Se hai un’attività locale e non riesci ad acquisire nuovi clienti online, c’è una buona probabilità che il problema non sia il tuo sito web né i tuoi social. Il problema è che quando qualcuno cerca i tuoi prodotti o servizi su Google, semplicemente non ti trova.
La buona notizia: esiste uno strumento gratuito, già disponibile per quasi tutte le attività locali italiane, che può cambiare questa situazione. Si chiama Google Business Profile (fino a qualche anno fa noto come Google My Business) ed è il punto di partenza obbligatorio per qualsiasi strategia di acquisizione clienti a livello locale.
In questo articolo ti spieghiamo come funziona, perché è così importante e cosa devi fare concretamente per farlo lavorare al posto tuo.
Prima ancora del sito web: dove ti cerca davvero un cliente locale (e dove quasi certamente non ti trova)
Quando una persona ha bisogno di un idraulico, di un ristorante o di un negozio di abbigliamento nella propria città, il suo comportamento è quasi sempre lo stesso: apre Google e digita qualcosa come “idraulico Milano” o “ristorante vicino a me”.
In pochi secondi appaiono tre risultati con stella, mappa, orari e recensioni.
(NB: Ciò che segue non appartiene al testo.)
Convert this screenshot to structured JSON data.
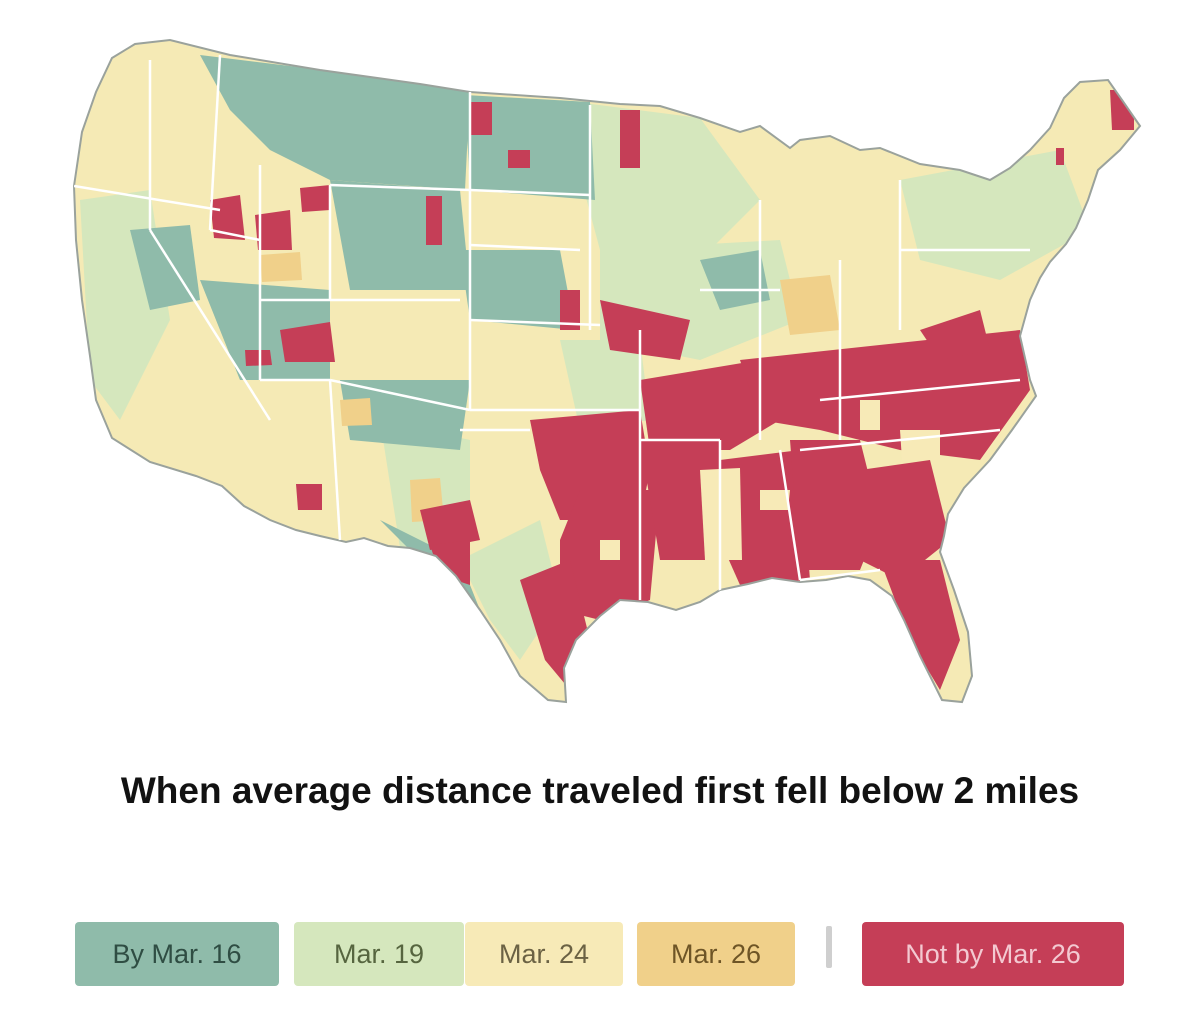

Quella è la cosiddetta Local Pack, ovvero il riquadro con i tre risultati locali che Google mostra nella parte alta della pagina, spesso ancora prima dei siti web tradizionali.
Se la tua attività non compare lì, la maggior parte dei potenziali clienti non arriverà mai al tuo sito. Semplicemente sceglierà uno dei tre che appaiono.
Il comportamento reale di chi cerca un’attività locale
Ecco come si comporta in genere chi cerca un’attività nelle vicinanze:
- Fa una ricerca su Google con parole semplici (non cerca il tuo nome, cerca il servizio)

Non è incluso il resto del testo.